Sie wollen in der theoretischen Analyse von einer dualen Betrachtungsweise („dual systems approach“), welche die Sphären der Reproduktion und Produktion auf unterschiedliche Ebenen stellt und daraus auch einen separaten Kampf für Frauenbefreiung heraufbeschwört, wegkommen. Stattdessen wird versucht, mit den Methoden, die in Marx‘ politischer Ökonomie begründet liegen, ein einheitliches Verständnis von Produktions- und Reproduktionssphäre zu finden bzw. es weiterzuentwickeln. Schließlich wirft es viele Fragen auf, wenn die Ware Arbeitskraft die einzige ist, die weitgehend außerhalb der Sphäre der Mehrwertproduktion hergestellt wird. Die SRT stellt sich diese Frage zu Recht, auch wenn sie selbst auch problematische Antworten entwickelt.
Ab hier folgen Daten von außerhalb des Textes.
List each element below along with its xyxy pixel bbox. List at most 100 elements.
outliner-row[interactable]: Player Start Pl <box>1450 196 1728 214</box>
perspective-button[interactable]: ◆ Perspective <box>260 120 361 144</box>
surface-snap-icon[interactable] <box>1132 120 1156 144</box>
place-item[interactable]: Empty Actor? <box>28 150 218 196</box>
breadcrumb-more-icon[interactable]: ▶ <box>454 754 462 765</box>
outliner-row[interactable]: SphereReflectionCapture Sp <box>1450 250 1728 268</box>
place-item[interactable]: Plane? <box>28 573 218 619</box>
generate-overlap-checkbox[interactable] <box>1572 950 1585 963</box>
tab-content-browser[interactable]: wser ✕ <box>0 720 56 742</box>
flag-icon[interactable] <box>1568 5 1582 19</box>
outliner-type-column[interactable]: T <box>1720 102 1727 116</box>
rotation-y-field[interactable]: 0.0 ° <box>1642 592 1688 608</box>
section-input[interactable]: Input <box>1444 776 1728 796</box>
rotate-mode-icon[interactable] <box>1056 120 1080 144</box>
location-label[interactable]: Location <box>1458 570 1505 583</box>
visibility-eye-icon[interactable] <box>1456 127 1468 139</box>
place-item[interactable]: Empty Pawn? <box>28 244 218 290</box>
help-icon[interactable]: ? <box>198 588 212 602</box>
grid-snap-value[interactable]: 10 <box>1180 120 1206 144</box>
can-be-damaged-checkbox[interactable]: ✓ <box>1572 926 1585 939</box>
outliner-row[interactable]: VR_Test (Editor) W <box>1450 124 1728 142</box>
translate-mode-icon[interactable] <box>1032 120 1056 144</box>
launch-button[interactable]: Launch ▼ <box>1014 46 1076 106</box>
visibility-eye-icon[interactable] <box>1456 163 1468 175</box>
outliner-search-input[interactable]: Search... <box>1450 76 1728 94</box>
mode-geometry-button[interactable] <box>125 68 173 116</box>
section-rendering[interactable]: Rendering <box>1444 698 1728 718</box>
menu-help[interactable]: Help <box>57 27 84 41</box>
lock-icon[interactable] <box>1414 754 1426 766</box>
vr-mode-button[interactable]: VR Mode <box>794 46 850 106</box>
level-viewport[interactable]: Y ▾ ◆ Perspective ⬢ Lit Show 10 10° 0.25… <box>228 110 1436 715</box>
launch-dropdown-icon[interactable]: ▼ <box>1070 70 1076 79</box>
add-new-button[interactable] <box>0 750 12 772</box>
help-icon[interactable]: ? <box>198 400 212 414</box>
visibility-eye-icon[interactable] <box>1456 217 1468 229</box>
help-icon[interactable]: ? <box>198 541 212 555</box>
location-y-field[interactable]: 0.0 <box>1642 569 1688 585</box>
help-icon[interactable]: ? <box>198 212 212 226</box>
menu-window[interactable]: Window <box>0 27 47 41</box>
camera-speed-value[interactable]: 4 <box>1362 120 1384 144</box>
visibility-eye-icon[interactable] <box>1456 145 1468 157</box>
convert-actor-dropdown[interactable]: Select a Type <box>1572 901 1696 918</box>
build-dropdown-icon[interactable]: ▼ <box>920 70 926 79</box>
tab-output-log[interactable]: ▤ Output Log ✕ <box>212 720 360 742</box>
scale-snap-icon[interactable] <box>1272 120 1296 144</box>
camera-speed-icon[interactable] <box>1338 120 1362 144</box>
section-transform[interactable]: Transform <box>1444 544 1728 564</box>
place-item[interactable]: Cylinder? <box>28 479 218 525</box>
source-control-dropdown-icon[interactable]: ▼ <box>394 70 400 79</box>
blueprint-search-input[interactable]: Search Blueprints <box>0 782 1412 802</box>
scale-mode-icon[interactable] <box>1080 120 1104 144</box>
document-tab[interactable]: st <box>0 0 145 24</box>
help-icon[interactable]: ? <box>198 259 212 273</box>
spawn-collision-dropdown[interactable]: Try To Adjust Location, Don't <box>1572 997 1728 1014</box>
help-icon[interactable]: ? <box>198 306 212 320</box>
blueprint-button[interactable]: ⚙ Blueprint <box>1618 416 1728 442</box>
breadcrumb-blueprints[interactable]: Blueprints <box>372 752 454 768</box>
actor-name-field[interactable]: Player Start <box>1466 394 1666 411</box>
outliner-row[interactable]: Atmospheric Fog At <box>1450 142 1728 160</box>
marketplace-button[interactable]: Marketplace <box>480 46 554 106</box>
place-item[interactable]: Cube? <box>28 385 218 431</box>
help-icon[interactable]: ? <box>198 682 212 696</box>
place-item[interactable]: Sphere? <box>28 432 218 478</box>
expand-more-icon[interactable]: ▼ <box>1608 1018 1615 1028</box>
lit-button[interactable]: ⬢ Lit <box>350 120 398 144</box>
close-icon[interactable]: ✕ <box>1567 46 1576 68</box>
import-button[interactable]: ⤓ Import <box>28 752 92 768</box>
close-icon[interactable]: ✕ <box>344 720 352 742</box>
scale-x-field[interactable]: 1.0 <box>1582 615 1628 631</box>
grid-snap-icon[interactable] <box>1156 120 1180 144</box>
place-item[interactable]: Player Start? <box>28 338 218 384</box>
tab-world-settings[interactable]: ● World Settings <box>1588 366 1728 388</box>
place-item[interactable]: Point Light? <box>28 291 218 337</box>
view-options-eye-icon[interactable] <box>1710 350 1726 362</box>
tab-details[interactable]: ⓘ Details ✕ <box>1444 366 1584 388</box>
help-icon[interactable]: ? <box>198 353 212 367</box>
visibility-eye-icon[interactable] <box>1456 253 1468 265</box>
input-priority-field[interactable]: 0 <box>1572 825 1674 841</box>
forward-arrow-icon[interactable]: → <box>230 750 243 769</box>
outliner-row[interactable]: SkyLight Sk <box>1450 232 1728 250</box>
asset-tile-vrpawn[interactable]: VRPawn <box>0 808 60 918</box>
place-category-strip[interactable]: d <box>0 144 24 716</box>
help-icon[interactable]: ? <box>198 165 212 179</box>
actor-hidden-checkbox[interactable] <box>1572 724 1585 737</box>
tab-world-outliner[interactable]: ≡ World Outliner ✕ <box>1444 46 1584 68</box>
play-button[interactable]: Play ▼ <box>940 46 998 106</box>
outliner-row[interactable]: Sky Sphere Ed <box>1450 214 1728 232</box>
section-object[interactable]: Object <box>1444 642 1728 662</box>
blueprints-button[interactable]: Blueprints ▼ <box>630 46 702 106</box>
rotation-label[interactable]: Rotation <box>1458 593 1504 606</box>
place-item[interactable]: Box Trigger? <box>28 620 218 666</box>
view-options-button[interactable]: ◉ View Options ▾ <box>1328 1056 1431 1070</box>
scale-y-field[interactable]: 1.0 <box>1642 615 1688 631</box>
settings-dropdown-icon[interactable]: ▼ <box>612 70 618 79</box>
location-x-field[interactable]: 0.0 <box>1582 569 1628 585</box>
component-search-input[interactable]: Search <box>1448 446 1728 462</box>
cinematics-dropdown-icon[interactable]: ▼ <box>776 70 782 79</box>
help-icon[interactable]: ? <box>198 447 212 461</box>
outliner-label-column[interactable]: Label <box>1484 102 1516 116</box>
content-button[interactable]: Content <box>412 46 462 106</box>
Lohn für Hausarbeit und Frauenstreiks

Die Fragestellung selbst ist auch nicht neu und wurde schon vor der SRT im feministischen Diskurs aufgeworfen. Mariarosa Dalla Costa warf zum Beispiel 1972 die Frage auf, ob die  Hausarbeit eine Form produktiver Arbeit wäre auf. Produktivität ist natürlich im Marx’schen Sinne zu verstehen als Mehrwert schaffende Arbeit für das Kapital und nicht im Sinne einer moralischen Bewertung (obwohl die Begriffe häufig vermischt werden – gerade in dieser Debatte). Daher stellt die private Hausarbeit ganz eindeutig keine Form produktiver Arbeit dar.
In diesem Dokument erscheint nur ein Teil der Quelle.